Search code examples
graphneo4jcypherneo4jphp

Neo4j - family graph design and ancestor/pedigree lookup


I just started playing around with Neo4j, so my apologies if this is a simple concept...

I'm building a relatively large database of family information (a few million nodes with about 5-15 properties per node). As of right now, all data is being stored in a mysql database using Redis as a caching layer, but I'm playing around with switching out Redis for Neo4j to help speed up some of our more expensive queries (and eventually using Neo4j as the main data store instead of mysql).

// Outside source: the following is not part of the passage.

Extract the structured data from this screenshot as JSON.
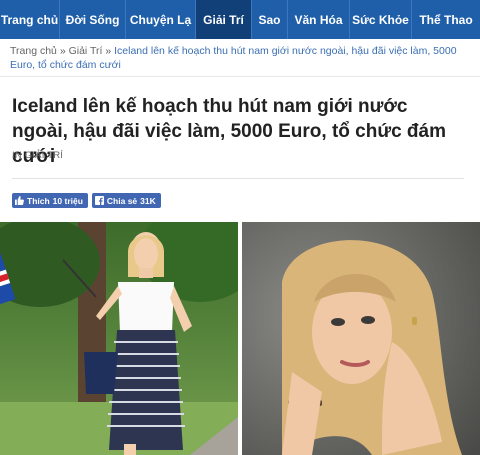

I'm playing around with storing all my nodes and their properties in Neo4j, and connecting them via HAS_FATHER and HAS_MOTHER relationships. Is this a good approach? Would it be more beneficial to use HAS_PARENT and set a parent_type property on each relationship to either father or mother? Should I also save a reverse relationship called HAS_CHILD on all parents? What are the pros and cons of my options?

Secondly, assuming that I'm using the HAS_FATHER and HAS_MOTHER relationships, what's the optimal query to grab all nodes, properties, and relationships for all direct ancestors (pedigree) 7 generations away? Here's an example query that I'm currently playing with, but I'm new to Cypher and I'm not too familiar with the bottlenecks, optimizations, etc.

MATCH tree = (c)-[:HAS_FATHER|HAS_MOTHER*0..7]->(p)
WHERE c.id = 29421
RETURN nodes(tree), rels(tree)

Any help or tips would be appreciated. Thanks!


Solution

  • Having HAS_MOTHER and HAS_FATHER instead of a HAS_PARENT with a type property is definitely better. In case of more verbose relationships e.g. when you query for mothers your traversals don't need to dig into properties - they can solely rely on relationships.

    The reason for that being more performant is that properties are lazy loaded on demand, see http://neo4j.com/docs/stable/performance-guide.html#_neo4j_primitives_lifecycle.

    If you have semantically inverse relationships you don't have to model them explicitly because if a is mother of b, consequently b is son of a. So for querying children just follow HAS_FATHER and HAS_MOTHER in inverse direction.